New Delhi, May 18 (IANS) The Indian state of Mizoram has been providing shelter and refuge to over 29,000 people from the bordering nation of Myanmar since the middle of last year. While 15,000 people from Chin state crossed into Mizoram last July-August, a fresh spurt of violence in Myanmar led to another exodus in January-February 2022.
India is thus witness, once again, to refugees fleeing from Myanmar, a nation that has gone back to military rule since February 2021 and has a record nine million Internally Displaced Persons. It is in this context that the present analysis looks at the scope for bilateral cooperation between India and Myanmar on a range of issues, including the provision of humanitarian aid. This is relevant because India has adopted a very clear people oriented position on Myanmar.
India has taken a cautious stand on the developments in Myanmar since early 2021, given its strategic investments in that country. A host of projects ranging from infrastructure, housing and training are underway in Myanmar and therefore it makes sense for India to attempt continuity rather than re-visit ties completely.
The way forward is for informal engagement focused on assisting the people of Myanmar. Notably, in the Indian government’s Budget for 2022, India allocated Rs 600 crore in the form of aid, Lines of Credit and other forms of assistance. In recent years, India has assisted Myanmar through capacity-building programmes for strengthening the transition to democracy.
It is worth recalling that in 2017, India signed an MoU for the Rakhine State Development Programme and India built 250 prefabricated housing for rehabilitation of displaced persons in Rakhine state. This was for the first year. Subsequent projects are well underway.
A year later, the 2018 Bilateral Land Border Crossing Agreement was signed, which allows for free movement of the local people within 16 kilometres of the respective border with a border pass. This is a key measure towards providing Burmese citizens access to India’s healthcare infrastructure close to border areas.

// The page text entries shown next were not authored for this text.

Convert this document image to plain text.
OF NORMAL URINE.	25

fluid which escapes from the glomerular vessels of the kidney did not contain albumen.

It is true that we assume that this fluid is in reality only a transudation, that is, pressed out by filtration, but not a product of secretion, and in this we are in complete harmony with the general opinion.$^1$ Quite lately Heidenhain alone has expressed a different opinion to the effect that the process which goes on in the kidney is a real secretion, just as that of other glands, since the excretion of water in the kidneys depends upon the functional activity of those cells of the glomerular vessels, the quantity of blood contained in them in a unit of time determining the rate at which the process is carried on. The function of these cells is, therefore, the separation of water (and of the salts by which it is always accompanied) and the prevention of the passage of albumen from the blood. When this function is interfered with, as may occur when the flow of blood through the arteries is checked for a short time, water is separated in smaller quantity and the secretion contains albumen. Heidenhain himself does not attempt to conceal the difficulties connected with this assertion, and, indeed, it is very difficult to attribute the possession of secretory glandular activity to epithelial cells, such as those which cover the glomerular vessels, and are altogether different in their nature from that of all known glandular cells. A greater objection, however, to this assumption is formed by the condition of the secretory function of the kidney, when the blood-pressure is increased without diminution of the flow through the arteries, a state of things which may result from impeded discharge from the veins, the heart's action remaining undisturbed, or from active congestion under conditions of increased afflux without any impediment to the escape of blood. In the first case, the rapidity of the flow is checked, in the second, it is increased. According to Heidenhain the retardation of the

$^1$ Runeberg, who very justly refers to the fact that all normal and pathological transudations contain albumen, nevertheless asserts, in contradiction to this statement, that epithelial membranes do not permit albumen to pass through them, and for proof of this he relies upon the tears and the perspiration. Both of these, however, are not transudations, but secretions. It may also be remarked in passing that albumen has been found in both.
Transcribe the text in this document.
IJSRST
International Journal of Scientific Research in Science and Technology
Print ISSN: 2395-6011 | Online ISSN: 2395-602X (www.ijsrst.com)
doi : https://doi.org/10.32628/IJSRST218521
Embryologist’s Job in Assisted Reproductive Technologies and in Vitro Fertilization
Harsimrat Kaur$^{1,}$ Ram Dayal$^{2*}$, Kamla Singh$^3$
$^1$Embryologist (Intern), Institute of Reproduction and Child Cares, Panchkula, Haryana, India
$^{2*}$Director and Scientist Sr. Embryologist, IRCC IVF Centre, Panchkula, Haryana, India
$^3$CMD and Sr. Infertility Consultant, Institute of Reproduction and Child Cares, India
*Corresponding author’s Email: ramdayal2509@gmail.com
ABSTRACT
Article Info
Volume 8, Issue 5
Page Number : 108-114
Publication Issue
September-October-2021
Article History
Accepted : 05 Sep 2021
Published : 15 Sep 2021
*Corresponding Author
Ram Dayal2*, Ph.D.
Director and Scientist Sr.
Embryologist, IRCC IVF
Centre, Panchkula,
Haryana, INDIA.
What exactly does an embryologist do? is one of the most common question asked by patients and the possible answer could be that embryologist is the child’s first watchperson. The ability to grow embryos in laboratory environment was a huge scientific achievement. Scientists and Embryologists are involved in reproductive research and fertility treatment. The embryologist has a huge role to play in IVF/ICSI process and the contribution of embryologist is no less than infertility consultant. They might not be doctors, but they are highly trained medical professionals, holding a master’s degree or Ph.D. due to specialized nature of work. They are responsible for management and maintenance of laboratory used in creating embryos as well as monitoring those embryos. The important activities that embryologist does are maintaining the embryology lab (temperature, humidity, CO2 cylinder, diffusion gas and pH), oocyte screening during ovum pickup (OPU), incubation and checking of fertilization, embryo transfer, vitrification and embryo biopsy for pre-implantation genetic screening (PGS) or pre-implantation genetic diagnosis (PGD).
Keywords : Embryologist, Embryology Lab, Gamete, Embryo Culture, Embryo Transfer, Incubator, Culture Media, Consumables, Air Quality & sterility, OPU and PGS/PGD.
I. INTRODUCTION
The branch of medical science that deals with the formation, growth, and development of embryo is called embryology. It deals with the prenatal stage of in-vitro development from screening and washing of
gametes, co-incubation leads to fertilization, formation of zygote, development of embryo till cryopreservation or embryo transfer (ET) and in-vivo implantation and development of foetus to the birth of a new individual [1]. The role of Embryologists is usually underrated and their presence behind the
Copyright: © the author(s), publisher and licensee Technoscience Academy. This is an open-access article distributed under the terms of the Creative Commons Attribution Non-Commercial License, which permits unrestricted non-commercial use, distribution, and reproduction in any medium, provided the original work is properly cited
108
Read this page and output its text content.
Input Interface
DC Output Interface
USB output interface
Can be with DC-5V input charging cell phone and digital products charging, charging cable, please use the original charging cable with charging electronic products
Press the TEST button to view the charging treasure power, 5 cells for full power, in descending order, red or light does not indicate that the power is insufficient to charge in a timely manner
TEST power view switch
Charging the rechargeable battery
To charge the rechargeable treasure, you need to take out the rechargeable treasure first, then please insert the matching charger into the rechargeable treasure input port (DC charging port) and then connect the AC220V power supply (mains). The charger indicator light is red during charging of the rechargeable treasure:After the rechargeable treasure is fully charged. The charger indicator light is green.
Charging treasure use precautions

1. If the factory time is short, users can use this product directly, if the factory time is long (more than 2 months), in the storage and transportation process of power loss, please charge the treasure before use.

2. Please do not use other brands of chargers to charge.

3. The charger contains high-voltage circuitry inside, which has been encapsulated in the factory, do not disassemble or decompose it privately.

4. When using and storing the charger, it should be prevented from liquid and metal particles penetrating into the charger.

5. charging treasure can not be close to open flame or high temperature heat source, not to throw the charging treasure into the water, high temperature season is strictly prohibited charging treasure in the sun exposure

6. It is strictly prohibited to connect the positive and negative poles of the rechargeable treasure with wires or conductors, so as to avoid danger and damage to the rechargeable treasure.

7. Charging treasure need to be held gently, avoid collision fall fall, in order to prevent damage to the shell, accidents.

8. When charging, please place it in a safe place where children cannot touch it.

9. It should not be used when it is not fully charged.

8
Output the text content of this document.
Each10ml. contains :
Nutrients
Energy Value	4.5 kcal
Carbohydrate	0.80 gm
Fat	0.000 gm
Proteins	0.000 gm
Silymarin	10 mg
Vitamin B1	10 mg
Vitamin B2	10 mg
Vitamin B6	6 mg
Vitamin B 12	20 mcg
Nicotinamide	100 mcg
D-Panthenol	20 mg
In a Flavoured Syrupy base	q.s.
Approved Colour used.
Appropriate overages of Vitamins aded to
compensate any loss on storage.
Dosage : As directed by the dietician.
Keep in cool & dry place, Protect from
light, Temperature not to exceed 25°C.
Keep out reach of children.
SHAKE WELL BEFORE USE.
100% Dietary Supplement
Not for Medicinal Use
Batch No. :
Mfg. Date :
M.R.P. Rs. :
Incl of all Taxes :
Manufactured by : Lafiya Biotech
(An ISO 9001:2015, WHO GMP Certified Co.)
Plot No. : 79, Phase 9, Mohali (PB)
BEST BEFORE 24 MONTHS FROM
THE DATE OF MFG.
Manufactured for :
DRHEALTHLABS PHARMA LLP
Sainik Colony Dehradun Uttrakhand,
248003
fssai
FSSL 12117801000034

One of the biggest drivers to facilitate closer economic relations is to provide greater connectivity. The availability of functional riverine and railway routes in addition to land routes should be leveraged. These linkages can help drive more trade and people to people contact.
More recently, India generously supplied Covid-19 medical equipment and vaccines to Myanmar. The first lot was sent in May 2020, a second tranche was sent in October and in early 2021, 17 lakh vaccine doses were gifted under grant assistance. The Kaladan Multi-modal Transit Transport Project is perhaps the most important infrastructure initiative undertaken by India in Myanmar. Notably, work on the road component of the project from Palewa to Zorinpui is now under progress. Once complete, it would give a sense of finality to India’s efforts in this project. There are a host of other such initiatives reflecting India’s development assistance to Myanmar goes beyond governments and is focused on the people.
India’s position on Myanmar was very clearly articulated by the spokesperson for the Indian Ministry of External Affairs (MEA) in February 2021, soon after the military coup. He noted that while India was monitoring the situation closely, it won’t hold back on aid. “We remain committed to continuing our humanitarian support for the people in Myanmar in mitigating the health and economic impact of the pandemic,” he said.
In January 2022, India’s Foreign Secretary visited Myanmar to discuss security along the India-Myanmar border. During the visit, Foreign Secretary also handed over 10 lakh Covid vaccine doses to the Myanmar Red Cross Society, a portion of which will be provided to communities living along the border with India.
Given this background of cooperation, it is necessary to look at opportunities for greater cooperation and provision of humanitarian aid to Myanmar. This, of course, can occur only bilaterally and with the concurrence of local authorities in Myanmar.
Pertinently, China is providing vaccines to both the military government and the rebels. Therefore, India should positively respond to any calls for Covid-19 emergency medical assistance to the people of Myanmar.
The current humanitarian crisis in Myanmar and flow of refugees into India provides a chance for the Indian government to reassess how to continue with its current policy, while enhancing humanitarian aid to Myanmar. While existing cooperative endeavours continue, the need to explore potential coordination opportunities in the future must be undertaken. This will require renewed discussions between military authorities in both the countries.
India could consider inviting Myanmar’s Foreign Minister at an appropriate time and place to India for deliberations with their counterparts here. This will help initiate a process of discussion which can be sustained over a period of time. Remember that Myanmar is the lynchpin of India’s Act East policy, particularly in regard to trade. This is by virtue of Myanmar being India’s gateway to Southeast Asia. Myanmar provides India with increased connectivity to its Northeastern states, providing a faster route of transit as compared to going through Bangladesh. In the long run, therefore it makes sense for both India and Myanmar to cooperate for mutual benefit.